Lampas é totalmente autodidata: nascido em Korolyov (antiga Kaliningrado) em 1991, foi criado em Moscou e tornou-se o primeiro calígrafo moderno do seu país. Teve essa ideia quando se reuniu com artistas de rua da capital na adolescência. Fascinado pelo grafite deles, decidiu levar a forma da arte para outro patamar.

Ele nos conta durante uma pausa entre uma tela e outra. ‘Não devemos ter medo de fazer algo novo, que rompa com a tradição, mesmo quando existe o risco de tornar-se um pouco impopular. Fui o primeiro artista a fazer caligrafia moderna na Rússia. Era algo totalmente novo, mas as pessoas gostaram. Então, tornou-se uma forma de arte muito respeitada: em pouco tempo estava fazendo uma turnê por 15 cidades, conduzindo workshops e exibindo minhas obras'. 

O papel de Niels ‘Shoe' Meulman, um dos primeiros artistas a utilizar o estilo caligráfico moderno, foi essencial para solidificar a reputação de Lampas na cena internacional. Apesar de gostar de interagir com seus colegas da cena, Lampas permanece sempre fiel ao seu estilo pessoal. ‘Sempre quis fazer algo que fosse totalmente meu. É importante preservar seu próprio estilo. Não roube as ideias dos outros, é uma questão de respeito'.

Esse jovem artista atraiu bastante atenção da grande imprensa em 2012 quando realizou um projeto de caligrafia moderna em ‘telas humanas', onde o corpo humano fazia as vezes de tela. ‘Era um bom conceito, mas foi difícil conseguir um excelente fotógrafo e bons modelos – queria que meu projeto fosse de primeira qualidade em todos os aspectos', ele conta sobre sua experiência.

Recentemente, ele quebrou o recorde de maior caligrafia moderna já feita, cobrindo toda a cobertura de uma gigante fábrica de Moscou com sua escrita característica.
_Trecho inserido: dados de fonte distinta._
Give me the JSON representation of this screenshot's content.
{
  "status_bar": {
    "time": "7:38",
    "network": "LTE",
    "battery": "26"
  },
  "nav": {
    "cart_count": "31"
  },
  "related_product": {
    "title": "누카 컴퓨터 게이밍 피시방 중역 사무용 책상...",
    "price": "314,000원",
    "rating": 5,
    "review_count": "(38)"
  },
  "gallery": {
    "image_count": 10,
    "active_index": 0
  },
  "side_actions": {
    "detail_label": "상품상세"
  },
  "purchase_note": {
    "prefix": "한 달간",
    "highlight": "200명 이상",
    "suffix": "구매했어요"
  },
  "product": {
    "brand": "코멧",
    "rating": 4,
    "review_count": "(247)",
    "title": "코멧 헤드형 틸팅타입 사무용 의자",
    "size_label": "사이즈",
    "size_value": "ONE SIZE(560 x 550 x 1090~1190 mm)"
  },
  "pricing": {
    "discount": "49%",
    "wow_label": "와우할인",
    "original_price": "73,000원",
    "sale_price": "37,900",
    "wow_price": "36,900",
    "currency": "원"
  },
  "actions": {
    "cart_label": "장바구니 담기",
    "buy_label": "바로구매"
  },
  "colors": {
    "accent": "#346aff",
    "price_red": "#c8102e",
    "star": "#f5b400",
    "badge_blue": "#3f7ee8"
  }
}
Foram dois dias de muito trabalho e 730 litros de tinta para uma superfície total de 1625m2, um trabalho realizado em colaboração com o coletivo de arte Smokin' Heroes. ‘Não imponho limites a mim mesmo quando escolho as ferramentas ou tamanho da minha obra', ele explica. ‘Queria fazer algo que pudesse ser fotografado de um satélite no espaço', sorri. Todo o processo foi filmado por uma câmera aérea, e o vídeo está disponível no YouTube. 

O objetivo de Lampas com essa obra era ser visível no Google Earth. Ele admite que sua obra não teria sido percebida como algo valioso há alguns anos quando o público em geral não tinha acesso a imagens de satélite e quando não havia drones para fazer fotografia aérea tão facilmente. Talvez nem mesmo teria tido a ideia… porque ninguém poderia vê-la.

No entanto, Lampas não vê isso como um paradoxo. Para ele, isso simplesmente significa abraçar o mundo contemporâneo: ‘Estamos vivendo a era dos drones em que a fotografia por satélite é imediatamente acessível. Como artista, tenho que estar confortável com a tecnologia e utilizá-la como inspiração', diz. ‘Se quiser que seu trabalho seja moderno, é preciso pensar moderno'.